All just programming

Old Paint
by Megan Lindholm

This is a novelette from Asimov’s Science Fiction that Tim encouraged me to read. It’s a touching, simple story set in a near-ish future and playing on American tropes.

I hadn’t realised until looking her up for this review that Megan Lindholm also writes as Robin Hobb, which is a name that is much more familiar to me but also one I wouldn’t pick up because she writes that traditional swords and magic fantasy that I’m not a fan of. Well, turns out she can write SF pretty well so maybe I’ll look up more of her work written under her real name.

This is the story of a poor-ish family in an American city in the late 21st century. Suzanne and her two school-age kids share a small flat with one computer between them and have no car, much to the children’s shame. But when they inherit their grandfather’s huge muscle car they are even more embarrassed. Especially when their mother insists on actually driving it rather than letting it drive itself like everyone else does.

To say much more about the storyline would be to give too much away, but it’s an interesting take on the American love affair with cars. From an environmental perspective it’s hopeful, because all cars run on electricity, with back-up solar cells for when they can’t get to a charge point. Despite the advances in technology, this is a story about people. Suzanne reminisces about her teenage relationship with this same car. And yes, I know how that sounds and yes, to a certain extent the story does anthropomorphise the car (“Old Paint” is the name they give it), though it does acknowledge this directly:

“We all know that Old Paint is just following the directives of his programming. He’s not really…alive. He just seems that way because we think of him that way. But it’s all just programming.”
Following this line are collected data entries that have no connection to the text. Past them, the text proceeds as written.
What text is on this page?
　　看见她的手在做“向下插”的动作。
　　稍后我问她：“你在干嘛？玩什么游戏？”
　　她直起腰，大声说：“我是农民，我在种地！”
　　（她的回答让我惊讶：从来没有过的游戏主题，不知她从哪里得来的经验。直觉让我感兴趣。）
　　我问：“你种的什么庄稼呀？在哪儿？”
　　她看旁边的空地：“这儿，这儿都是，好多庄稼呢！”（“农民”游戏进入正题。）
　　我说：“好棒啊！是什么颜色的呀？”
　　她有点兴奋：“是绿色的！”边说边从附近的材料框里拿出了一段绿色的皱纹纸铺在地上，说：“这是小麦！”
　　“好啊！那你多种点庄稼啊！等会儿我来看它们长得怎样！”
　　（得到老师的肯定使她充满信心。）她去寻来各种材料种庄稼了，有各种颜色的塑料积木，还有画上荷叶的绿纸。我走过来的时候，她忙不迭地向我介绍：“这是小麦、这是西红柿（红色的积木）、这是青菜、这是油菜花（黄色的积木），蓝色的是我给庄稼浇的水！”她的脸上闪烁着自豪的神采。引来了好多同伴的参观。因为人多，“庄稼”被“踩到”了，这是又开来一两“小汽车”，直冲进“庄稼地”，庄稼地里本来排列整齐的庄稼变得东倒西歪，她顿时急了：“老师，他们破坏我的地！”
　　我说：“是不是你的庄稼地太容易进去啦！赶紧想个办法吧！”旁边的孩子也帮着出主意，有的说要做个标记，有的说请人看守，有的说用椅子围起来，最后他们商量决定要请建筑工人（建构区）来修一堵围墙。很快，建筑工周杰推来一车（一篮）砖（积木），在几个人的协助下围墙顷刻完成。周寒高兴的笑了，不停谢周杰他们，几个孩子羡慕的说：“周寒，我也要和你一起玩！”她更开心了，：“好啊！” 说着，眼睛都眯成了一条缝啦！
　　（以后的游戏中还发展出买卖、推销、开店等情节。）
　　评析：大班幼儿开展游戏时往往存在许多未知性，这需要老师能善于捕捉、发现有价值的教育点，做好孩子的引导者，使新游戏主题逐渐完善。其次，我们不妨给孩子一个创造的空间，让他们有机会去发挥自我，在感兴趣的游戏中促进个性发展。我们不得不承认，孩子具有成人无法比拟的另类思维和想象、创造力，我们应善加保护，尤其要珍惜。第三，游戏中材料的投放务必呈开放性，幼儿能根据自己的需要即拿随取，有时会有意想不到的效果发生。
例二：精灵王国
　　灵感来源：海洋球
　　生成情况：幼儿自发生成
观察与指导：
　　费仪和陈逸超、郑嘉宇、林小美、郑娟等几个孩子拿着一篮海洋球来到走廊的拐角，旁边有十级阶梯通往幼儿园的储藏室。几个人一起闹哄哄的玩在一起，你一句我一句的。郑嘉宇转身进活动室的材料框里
But that’s not what it’s about. Suzanne’s long-since given-up-on relationship with her father is rescued after the fact by this gift and her children learn to appreciate her through it as well. Which sounds odd, but trust me, it works.

There are more SF elements than my synopsis perhaps suggests but they are subtly done so that, aside from one thing that’s central to the story, it’s all background. It’s a very believable near future, with only one significant change from now.